Noah’s hand comes down over hers. His palm is warm, his fingers long enough to swallow her paint-stained knuckles, pinning her hand and the pen flat to the scarred wood of the desk.
The contact is a live wire. It travels up his arm, seizes his breath in his chest. Her skin is cool from the rain outside, but underneath, a furnace pulse beats against his own.
Ava doesn’t pull away. She doesn’t move at all. Her sea-green eyes widen, just a fraction, the challenge in them deepening into something else—a shock of recognition, a silent, yielding question.

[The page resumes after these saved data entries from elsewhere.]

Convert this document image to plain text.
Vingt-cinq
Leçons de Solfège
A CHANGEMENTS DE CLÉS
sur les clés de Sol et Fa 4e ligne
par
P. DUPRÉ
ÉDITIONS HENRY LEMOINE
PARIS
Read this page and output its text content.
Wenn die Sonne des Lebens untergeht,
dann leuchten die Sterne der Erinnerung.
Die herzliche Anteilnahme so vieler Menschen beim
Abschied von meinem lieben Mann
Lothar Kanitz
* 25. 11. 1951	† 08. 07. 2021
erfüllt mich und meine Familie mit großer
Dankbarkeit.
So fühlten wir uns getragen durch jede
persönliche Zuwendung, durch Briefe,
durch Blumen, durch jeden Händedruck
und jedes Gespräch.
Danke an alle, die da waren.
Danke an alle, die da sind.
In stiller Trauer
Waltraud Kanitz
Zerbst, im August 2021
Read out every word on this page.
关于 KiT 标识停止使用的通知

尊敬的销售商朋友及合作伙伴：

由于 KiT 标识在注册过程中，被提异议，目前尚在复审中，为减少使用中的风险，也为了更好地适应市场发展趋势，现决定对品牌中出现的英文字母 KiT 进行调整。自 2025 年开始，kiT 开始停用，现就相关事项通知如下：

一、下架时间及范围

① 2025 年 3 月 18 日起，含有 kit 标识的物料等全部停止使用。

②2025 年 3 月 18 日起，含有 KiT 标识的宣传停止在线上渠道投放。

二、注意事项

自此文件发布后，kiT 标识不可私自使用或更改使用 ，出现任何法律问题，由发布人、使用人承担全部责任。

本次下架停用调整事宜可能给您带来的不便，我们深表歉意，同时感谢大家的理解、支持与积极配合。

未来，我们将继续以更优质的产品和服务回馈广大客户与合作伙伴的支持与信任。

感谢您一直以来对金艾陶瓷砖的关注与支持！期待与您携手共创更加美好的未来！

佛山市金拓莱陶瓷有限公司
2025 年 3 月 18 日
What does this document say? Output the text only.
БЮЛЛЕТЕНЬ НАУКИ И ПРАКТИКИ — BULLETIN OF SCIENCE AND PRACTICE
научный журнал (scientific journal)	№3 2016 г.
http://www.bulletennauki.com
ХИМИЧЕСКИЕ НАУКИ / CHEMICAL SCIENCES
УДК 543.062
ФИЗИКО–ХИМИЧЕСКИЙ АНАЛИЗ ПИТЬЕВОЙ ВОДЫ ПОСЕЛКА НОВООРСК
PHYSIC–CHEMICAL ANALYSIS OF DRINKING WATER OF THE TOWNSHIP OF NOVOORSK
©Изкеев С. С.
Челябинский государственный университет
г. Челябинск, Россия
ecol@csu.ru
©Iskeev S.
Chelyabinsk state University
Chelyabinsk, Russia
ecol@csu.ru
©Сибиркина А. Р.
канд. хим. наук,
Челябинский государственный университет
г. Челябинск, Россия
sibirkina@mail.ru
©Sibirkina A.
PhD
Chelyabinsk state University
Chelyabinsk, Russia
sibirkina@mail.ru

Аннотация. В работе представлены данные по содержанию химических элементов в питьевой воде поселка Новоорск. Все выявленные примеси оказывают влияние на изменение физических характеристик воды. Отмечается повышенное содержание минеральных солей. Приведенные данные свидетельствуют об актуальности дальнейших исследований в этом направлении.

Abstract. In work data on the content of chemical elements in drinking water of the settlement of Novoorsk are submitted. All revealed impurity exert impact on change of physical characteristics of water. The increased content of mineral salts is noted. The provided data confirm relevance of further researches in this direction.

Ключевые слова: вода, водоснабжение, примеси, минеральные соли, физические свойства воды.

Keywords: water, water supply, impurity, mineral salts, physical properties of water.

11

The office is utterly still. The hum of the fluorescent light overhead becomes a roar. He can smell the damp wool of his own cardigan, the old paper, and beneath it, the clean, rain-fresh scent of her skin.
“You…” he starts, but his voice is gravel. He has no next word.
“I what?” Her voice is softer than he’s ever heard it. It isn’t a challenge. It’s an invitation.
His thumb shifts, a millimeter, tracing the ridge of her thumb ring. The silver is cool, the band snug against her skin. He feels the hard line of every one of her knuckles beneath his palm. This is the confession. Not in the margins of a book, but here: his hand claiming what it has wanted since she first looked at him in that lecture hall.
Heat pools, low and urgent, in his gut. His cock, already half-hard from her proximity, thickens fully against the constraint of his jeans. It’s a blunt, aching pressure he cannot hide. The wool of his cardigan feels suddenly stifling, a costume that no longer fits.
Ava’s gaze drops from his eyes to his mouth, then lower, to the tense line of his shoulders, the white-knuckled grip of his other hand on the desk edge. A faint, pink flush blooms across her fair skin, starting at the hollow of her throat and rising. Her lips part on a silent inhale.
She turns her hand, slowly, under his. Not to break the contact, but to change it. Her palm comes up to meet his, her fingers sliding between his, lacing them together. The pen is trapped between their joined palms, a metal spine.
“See?” she whispers. The word is almost soundless. “You’re not just a ghost.”
Noah leans forward. It’s not a decision. It’s a gravitational pull. The worn wood of the desk presses into his hips. His glasses slip down his nose, and he doesn’t push them back. Her face is inches from his now. He can see the faint freckles across the bridge of her nose, the darker ring of green around her pupils, the damp catch of her lower lip between her teeth.
“What are you doing to me?” The words are a raw whisper against her lips, a confession breathed into the space between them.
Ava’s exhale shudders out, warm over his mouth. Her sea-green eyes hold his, unblinking. “Finding you,” she whispers back.
Her free hand comes up, her paint-stained fingers brushing the frame of his glasses, pushing them gently up the bridge of his nose. The touch is deliberate, intimate. It steadies the world and tilts it at the same time.
Noah’s other hand is still a white-knuckled fist on the desk edge. He makes himself release it. His palm lands flat on the wood, an inch from the open book of his own marginalia. The surrender is absolute.
He dips his head, his forehead coming to rest against hers. The wire rims of his glasses press cool between them. He can feel the frantic beat of her pulse where their temples meet. His own heart is a deep, heavy drum in his chest.
“This is…” he starts, but the sentence has no end. Professional. Wrong. Inevitable.
“I know,” she says, and her nose brushes his as she speaks. Her lips are so close the movement is almost a kiss. Almost.
The trapped pen is a hard line of reality between their joined palms. His cock aches, a thick, urgent pressure against his zipper. He shifts his hips back, a fraction, to relieve it, and the movement presses him harder into the desk’s edge. The bite of pain is clarifying.
Ava’s lashes flutter closed. She turns her face, just enough that her mouth grazes the corner of his. The contact is electric, a spark that arcs straight down his spine. Her lower lip is soft, slightly chapped.
“Ava.” Her name is a plea and a warning.
She pulls back, just enough to look at him. Her gaze travels over his face—his mouth, his jaw, the tension in his throat. “You’re thinking,” she says, her voice low. “Stop thinking.”
She leans in again. This time, her lips meet his fully.